Pincourt asks Hydro to consider moratorium on residential smart meter installation


Pincourt District 3 Councillor Sam Ierfino who opposes the installation of Hydro-Quebec residential smart meters said no conclusive studies are available to support Hydro’s assertion that there is no health risk for residents from the low radio frequency waves that will be used to transmit data from the smart meters.

The Town of Pincourt has formally requested Hydro-Québec and the Régie de l’énergie Québec to postpone further installation of the power utility’s new radio frequency (RF) emitting smart meters and adopt a moratorium until more indepth and thorough studies are conducted to allay public concerns about their possible health impact.

The announcement was made on the home page of its website under the heading, Next-generation meters – Position of the Town of Pincourt. According to the posting, the decision was based on recent meetings with representatives from Hydro-Québec and Soulanges Refuse, a local group opposed to the installation of smart meters, so that the town could learn more about the issue.

“These meetings showed that Hydro-Québec has not dispelled the fears surrounding next-generation meters,” reads the statement. “Doubts persist as to the long-term effects of the electromagnetic waves transmitted by the pulsed-radiation transceivers with which the meters are equipped, particularly for hypersensitive individuals.

“Moreover, the Town of Pincourt has concerns about the penalties associated with maintaining electromechanical meters. The town considers it unjustifiable for citizens to be charged a penalty, given that merely paying the penalty will not prevent them from being exposed to radio frequencies by nearby meters.”

Homeowners who decide to opt out of the smart-meter program in favour of retaining their current electromechanical meters have to bear a onetime installation charge of about $100 and an annual meter reading fee of just over $200.
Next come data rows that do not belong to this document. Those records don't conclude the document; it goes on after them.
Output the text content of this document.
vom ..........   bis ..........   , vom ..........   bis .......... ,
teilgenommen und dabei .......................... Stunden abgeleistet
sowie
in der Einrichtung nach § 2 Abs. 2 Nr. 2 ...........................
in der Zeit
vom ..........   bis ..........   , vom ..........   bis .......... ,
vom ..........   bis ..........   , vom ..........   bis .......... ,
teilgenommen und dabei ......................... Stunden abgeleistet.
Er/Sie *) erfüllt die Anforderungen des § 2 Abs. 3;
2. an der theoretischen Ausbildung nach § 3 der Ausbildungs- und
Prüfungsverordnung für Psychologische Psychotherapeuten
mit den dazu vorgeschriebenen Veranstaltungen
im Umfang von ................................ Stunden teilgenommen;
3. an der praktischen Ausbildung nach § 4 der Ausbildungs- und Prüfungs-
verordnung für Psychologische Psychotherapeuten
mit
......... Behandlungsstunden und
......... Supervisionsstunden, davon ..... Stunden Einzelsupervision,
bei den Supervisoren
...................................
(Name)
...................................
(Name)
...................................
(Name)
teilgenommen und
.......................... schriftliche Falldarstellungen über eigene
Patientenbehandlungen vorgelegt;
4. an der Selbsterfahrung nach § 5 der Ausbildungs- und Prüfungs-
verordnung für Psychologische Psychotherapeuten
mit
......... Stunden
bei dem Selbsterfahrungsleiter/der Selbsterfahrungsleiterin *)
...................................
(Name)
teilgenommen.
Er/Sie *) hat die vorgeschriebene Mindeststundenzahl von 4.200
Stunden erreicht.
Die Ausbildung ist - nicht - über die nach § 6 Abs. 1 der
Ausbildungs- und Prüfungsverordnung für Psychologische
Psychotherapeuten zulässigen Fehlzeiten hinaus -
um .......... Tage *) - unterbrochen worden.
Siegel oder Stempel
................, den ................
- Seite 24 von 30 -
Pincourt’s position will have no impact on Hydro-Québec’s current drive to replace meters in the municipality that began over one month ago after the power utility advised residents by mail in early May about the transition.

Pro-Mayor Diane Boyer, who chaired the Tuesday evening council meeting, told Your Local Journal afterwards that a new smart-meter was installed at her house on Duhamel Street about three weeks ago. She would have preferred to have kept the old meter but doesn’t want to pay the additional cost.

Boyer said homeowners on Bellevue Street have also had their old meters replaced with smart-meters and added that the town’s position on the smart meters is shared by all council members including Mayor Yvan Cardinal.

District 3 Councillor Sam Ierfino, who voted against a resolution at the June 10 council meeting opposing the installation of a pole that would transmit Wi-Fi signals from residential smart meters directly to HydroQuébec, said no conclusive studies are available to support Hydro’s assertion that there is no health risk for residents from the low RF waves that will be used to transmit data from the smart meters.

“What we must recognize is that municipalities don’t have the legal authority to challenge Hydro’s position on this matter,” said Ierfino. “The law gives Hydro all the necessary powers to proceed with this type of project. The town felt it was important nonetheless to take a position supporting other municipalities that have adopted resolutions asking for a moratorium and questioning Hydro’s ambitions.”

Hydro-Québec maintains its stance that the smart meters are safe. In a statement sent by email to Your Local Journal in late June, media spokesperson Patrice Lavoie wrote, “HydroQuébec reassures its customers that the next generation meters, as well as associated telecommunications equipment, pose no health risk, as confirmed by Health Canada, the Direction de santé publique and the Royal Society of Canada.

“Radio-frequency emission levels one meter from a smart meter are 120,000 times lower than Health Canada limits,” Lavoie added. “For telecommunications equipment, which are perched high on poles or buildings, radio-frequency levels are also tens of thousands of times lower than Health Canada limits.”